Grounded Relational Random Walks

by: Navdeep Kaur

Table of Contents:

  1. Overview
  2. Formulating Lifted Random Walks as Clauses
  3. Facts File
  4. Background File
  5. Negative Examples File
  6. Target Predicate File
  7. Usage Commands
  8. References

Overview

We obtain valued structure of relational data by randomly walking on a lifted relational graph whose nodes represent different object types and edges denote relations between them. We can obtain first order clauses from these relational random walks; where each random walk forms the body of the clause and object types at the end points of random walks form the arguments of a target predicate.

This idea is now extended to grounded random walks from the given lifted random walks that are expressed in clausal form by unifying them with the fact base. In the following tutorial, we explain how to obtain grounded random walks from the lifted random walks by building on inference in MLN-Boost models.

Formulating Lifted Random Walks as Clauses

Suppose we are provided with a lifted random walk as follows:

PersonID1 -> SamePerson -> PersonID -> IsA -> Designation -> not(isA) -> PersonID -> tempAdvisedBy -> PersonID2

We are inferring the target relation advisedBy(personid1,personid2) by converting it into a clausal form that is acceptable to MLN-Boost inference.

( advisedBy(A,B,0) :- SamePerson(A, C), isa(C, D), _isa(D,E), tempAdvisedBy(E, B), !).

Convert the lifted random walks in clausal form above and save them in ./train/models/bRDNs/Trees/advisedByTree0.tree

The name of the output file (advisedByTree0.tree) should always be targetPredicate name followed by Tree0.tree.
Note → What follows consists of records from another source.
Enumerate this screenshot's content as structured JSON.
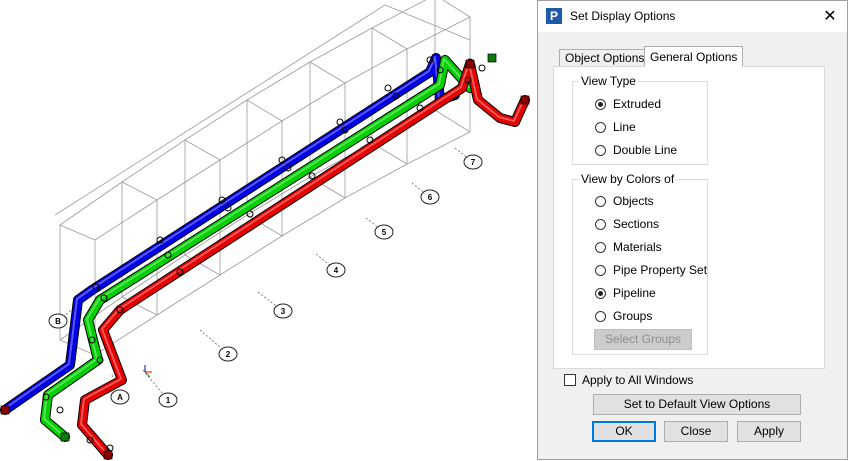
{
  "viewport": {
    "gridline_labels": [
      "1",
      "2",
      "3",
      "4",
      "5",
      "6",
      "7",
      "A",
      "B"
    ],
    "pipe_colors": [
      "#0000e6",
      "#00d200",
      "#e60000"
    ]
  },
  "dialog": {
    "title": "Set Display Options",
    "app_icon_letter": "P",
    "close_glyph": "✕",
    "tabs": [
      {
        "label": "Object Options",
        "active": false
      },
      {
        "label": "General Options",
        "active": true
      }
    ],
    "view_type": {
      "title": "View Type",
      "options": [
        {
          "label": "Extruded",
          "checked": true
        },
        {
          "label": "Line",
          "checked": false
        },
        {
          "label": "Double Line",
          "checked": false
        }
      ]
    },
    "view_by_colors": {
      "title": "View by Colors of",
      "options": [
        {
          "label": "Objects",
          "checked": false
        },
        {
          "label": "Sections",
          "checked": false
        },
        {
          "label": "Materials",
          "checked": false
        },
        {
          "label": "Pipe Property Set",
          "checked": false
        },
        {
          "label": "Pipeline",
          "checked": true
        },
        {
          "label": "Groups",
          "checked": false
        }
      ],
      "select_groups_label": "Select Groups"
    },
    "apply_all_windows": {
      "label": "Apply to All Windows",
      "checked": false
    },
    "default_button_label": "Set to Default View Options",
    "ok_label": "OK",
    "close_label": "Close",
    "apply_label": "Apply"
  }
}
The third argument of the advisedBy predicate is the regression value of MLN-Boost. It can be set to any real number for executing grounded random walks.

Refer to our tutorial on Lifted Relational Random Walks to generate the lifted random walks.

Facts File

/test/test_facts.txt

The facts file should contain all of the facts that would be used to ground the lifted random walks. It should not contain the inverted facts (those starting with underscore: _) as they are generated internally at runtime.

Background File

/test/test_bk.txt

  1. Background (bk file) should contain modes set for all predicates and all modes should be set to +. No modes should be set for inverted predicates.
  2. Random walk constraints should be set for each predicate by utilizing the keyword randomwalkconstraint. This constraint will be used to generate the inverse predicates (e.g. _is(designation,personid).) for facts at runtime. These constraints should be set the same way as they were set during generation of lifted random walks. Refer to our tutorial on Lifted Random Walks for more details on setting these constraints.

Negative Examples File

/test/test_neg.txt

The negative examples file can be left empty. Otherwise, the code is capable of generating random walks for negative examples too.

Target Predicate File

Create a model file named targetpredicate.model (in our example: advisedBy.model). This is required for the internal workings of MLN-Boost inference. This file should contain the following:

1
targetpredicatename
[1.0]
-1.8
targetpredicatename

Store this file in ./train/models/bRDNs/advisedBy.model

Usage Commands

java -cp edu.wisc.cs.will.GroundRelationalRandomWalks.RunGroundRelationalRandomWalks -grw -mln -i -test ".\test" -target advisedBy -trees 1 -model ".\train\models"

The output grounded random walks are stored inside ./test/OutputRW.txt Kindly ignore all the AUC-ROC values and AUC-PR values, they are generated as part of MLN-Boost execution.

References

  1. Tushar Khot, Sriraam Natarajan, Kristian Kersting, Jude Shavlik, "Learning Markov Logic Networks via Functional Gradient Boosting," In ICDM 2011.

  2. Ni Lao and William W. Cohen, "Relational Retrieval Using a Combination of Path-Constrained Random Walks," ECML 2011.